Une autre raison, plus sommaire, peut expliquer « la
démesure des réactions de l’opinion publique 1332 » devant
l’épidémie nouvelle. C’est l’habitude toute contemporaine de
multiplier les préventions efficaces : la tuberculose, par
exemple, dont la mortalité de 150 pour 100 000 habitants
français, en 1935, est de moins de 7 pour 100 000 en
1970 1333 ; la syphilis, dont les cas déclarés au nombre de
15 000 en 1945 sont de 3 000 en 1970 1334 ; ou certains
cancers, comme ceux de l’estomac, dont la mortalité de 20
pour 100 000 en 1950 est de 5 pour 100 000 en 1980 1335.

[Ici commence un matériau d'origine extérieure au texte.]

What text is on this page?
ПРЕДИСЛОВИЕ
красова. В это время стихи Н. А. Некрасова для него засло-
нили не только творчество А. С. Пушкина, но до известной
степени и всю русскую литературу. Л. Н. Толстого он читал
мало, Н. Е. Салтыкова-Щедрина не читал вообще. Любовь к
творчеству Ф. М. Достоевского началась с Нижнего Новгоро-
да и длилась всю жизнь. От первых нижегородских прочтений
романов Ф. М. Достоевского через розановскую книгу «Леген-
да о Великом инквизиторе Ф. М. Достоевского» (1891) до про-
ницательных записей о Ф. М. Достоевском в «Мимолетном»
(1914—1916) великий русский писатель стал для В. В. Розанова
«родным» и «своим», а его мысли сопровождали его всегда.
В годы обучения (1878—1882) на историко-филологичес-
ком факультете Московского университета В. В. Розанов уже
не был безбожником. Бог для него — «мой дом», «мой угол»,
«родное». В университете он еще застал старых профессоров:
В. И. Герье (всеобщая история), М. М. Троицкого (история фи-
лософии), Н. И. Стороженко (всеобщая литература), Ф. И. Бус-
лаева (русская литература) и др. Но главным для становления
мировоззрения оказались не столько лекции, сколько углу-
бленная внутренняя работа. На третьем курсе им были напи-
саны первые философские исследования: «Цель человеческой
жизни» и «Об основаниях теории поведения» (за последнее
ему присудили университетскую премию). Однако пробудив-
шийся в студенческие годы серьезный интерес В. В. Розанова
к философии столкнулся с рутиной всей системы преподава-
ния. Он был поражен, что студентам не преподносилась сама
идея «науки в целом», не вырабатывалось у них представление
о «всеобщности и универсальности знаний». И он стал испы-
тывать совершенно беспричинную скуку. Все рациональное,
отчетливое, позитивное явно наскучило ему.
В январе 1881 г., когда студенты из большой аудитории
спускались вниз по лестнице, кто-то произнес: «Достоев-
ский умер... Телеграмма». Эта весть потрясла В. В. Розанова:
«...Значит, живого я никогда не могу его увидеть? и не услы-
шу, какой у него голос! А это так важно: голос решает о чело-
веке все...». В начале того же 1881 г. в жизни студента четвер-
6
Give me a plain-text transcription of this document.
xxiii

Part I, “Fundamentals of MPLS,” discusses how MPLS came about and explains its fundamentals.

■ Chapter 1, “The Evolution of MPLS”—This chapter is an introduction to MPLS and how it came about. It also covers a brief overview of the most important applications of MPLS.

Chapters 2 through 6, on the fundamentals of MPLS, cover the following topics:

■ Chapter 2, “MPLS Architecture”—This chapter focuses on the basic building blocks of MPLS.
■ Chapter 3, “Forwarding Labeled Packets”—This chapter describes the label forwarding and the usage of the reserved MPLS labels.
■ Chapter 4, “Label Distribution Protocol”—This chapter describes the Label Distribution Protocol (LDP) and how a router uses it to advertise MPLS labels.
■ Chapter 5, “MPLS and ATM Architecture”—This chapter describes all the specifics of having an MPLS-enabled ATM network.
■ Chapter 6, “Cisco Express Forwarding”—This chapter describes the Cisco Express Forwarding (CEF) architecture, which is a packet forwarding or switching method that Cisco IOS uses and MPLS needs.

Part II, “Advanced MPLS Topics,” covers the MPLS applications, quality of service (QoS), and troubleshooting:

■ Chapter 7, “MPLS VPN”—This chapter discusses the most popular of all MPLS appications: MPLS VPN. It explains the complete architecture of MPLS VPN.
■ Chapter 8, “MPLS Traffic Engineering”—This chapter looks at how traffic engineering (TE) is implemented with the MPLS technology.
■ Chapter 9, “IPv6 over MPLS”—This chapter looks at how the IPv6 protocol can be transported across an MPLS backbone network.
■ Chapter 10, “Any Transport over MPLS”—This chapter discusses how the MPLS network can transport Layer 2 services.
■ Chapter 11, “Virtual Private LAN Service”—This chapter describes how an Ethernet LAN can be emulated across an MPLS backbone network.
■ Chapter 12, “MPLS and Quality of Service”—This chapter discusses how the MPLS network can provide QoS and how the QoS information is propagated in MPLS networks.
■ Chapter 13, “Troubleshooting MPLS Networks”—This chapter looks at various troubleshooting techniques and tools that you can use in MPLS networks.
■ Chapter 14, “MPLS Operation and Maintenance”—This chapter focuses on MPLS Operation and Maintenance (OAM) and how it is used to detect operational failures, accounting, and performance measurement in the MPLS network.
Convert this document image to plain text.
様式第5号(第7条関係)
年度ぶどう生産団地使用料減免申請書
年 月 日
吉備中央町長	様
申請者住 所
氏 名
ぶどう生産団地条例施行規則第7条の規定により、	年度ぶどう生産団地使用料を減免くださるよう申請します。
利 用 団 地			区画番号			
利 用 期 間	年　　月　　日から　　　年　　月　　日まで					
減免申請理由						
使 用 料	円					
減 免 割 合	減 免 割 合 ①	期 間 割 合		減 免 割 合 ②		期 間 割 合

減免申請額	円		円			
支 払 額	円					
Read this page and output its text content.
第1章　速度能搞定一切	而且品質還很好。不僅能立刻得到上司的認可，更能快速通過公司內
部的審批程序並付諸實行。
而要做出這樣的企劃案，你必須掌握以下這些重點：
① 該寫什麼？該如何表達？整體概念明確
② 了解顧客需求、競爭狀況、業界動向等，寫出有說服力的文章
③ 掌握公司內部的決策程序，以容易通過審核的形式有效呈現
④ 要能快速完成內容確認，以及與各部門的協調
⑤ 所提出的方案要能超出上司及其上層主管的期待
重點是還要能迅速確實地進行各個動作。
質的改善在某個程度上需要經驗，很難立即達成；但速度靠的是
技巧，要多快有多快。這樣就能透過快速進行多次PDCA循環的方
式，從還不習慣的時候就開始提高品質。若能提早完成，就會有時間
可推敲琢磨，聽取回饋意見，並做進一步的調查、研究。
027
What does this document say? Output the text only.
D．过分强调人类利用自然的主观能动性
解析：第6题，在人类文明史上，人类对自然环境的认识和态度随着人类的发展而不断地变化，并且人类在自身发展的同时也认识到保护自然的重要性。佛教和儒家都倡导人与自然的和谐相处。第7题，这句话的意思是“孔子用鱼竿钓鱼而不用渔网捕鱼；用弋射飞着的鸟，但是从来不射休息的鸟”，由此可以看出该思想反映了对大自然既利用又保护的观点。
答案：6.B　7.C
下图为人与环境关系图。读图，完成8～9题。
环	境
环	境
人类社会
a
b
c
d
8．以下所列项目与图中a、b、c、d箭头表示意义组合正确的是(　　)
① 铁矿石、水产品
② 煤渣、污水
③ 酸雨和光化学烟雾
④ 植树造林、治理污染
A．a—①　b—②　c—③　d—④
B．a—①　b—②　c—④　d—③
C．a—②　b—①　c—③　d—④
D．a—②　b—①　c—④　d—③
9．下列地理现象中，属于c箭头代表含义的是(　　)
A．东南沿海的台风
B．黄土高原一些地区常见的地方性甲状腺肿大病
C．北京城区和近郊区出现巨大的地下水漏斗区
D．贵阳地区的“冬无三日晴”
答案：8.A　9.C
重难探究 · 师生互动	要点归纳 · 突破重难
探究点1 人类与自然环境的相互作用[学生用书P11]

C’est bien le sentiment d’une plus grande emprise sur les
pathologies, celui d’un endiguement des infections surtout, qui
rend d’emblée les maux moins acceptables. D’où, contre le
sida, cette mise en place d’un dispositif scientifique sans
précédent : la création, dès février 1982, d’un groupe de travail
à Paris avec les représentants de spécialités médicales
différentes ; la tenue de conférences mondiales annuelles
lourdement médiatisées, dont celle d’Amsterdam, en 1992,
réunissant plus de 11 000 participants, près de 1 000 orateurs
pour 5 000 communications 1336 ; la création, entre 1988 et
1989 en France, de plusieurs organismes aux responsabilités
complémentaires et ciblées : l’Agence nationale de la
recherche sur le sida pour sélectionner et coordonner les
actions de recherche, l’Agence de lutte contre le sida pour
coordonner les actions gouvernementales, le Conseil national
du sida pour soumettre des recommandations éthiques et
sociales. Tous organismes d’une évidente utilité, mais qui
montrent le traitement « particulier » dont bénéficie le mal et
donnent un poids très nouveau à certaines comparaisons : « Il
faut “sidaïser” les autres pathologies… Nous pourrions rêver
d’une santé publique qui suivrait toutes les pathologies avec
autant d’attention, des études économiques, épidémiologiques,
sociologiques faisant le point, semestre après semestre sur
l’évolution de la situation 1337 ! »
« Responsabiliser »
Le sida est devenu le « fléau du XXe siècle 1338 », celui qui,
en une décennie, a envahi toutes les consciences, mais aussi
celui qui, par les défenses proposées, révèle un ultime
déplacement du rapport entre l’individu et la communauté. Les
gestes à l’égard des personnes infectées, par exemple,
montrent combien le mal appartient à un autre univers culturel
que celui des anciennes épidémies. Le comportement préventif
marque l’aboutissement d’un long trajet historique, celui qui
inverse insensiblement les défenses contre le mal : moins
rejeter le porteur de risque, par exemple, et mieux élaborer les
défenses individuelles, moins agir sur l’autre et plus agir sur
soi. Le renversement s’opère d’autant mieux avec le sida que
l’épidémie concerne des pratiques éminemment individuelles,
la sexualité, la toxicomanie.
Plusieurs voix, dans un premier temps, n’ont certes pas
hésité à suggérer la mise en quarantaine du malade, assimilant
la personne infectée au danger qu’il faut éloigner. Image toute
traditionnelle de l’assaut « extérieur », celle de
l’envahissement, avec son cortège de répressions et de rejets.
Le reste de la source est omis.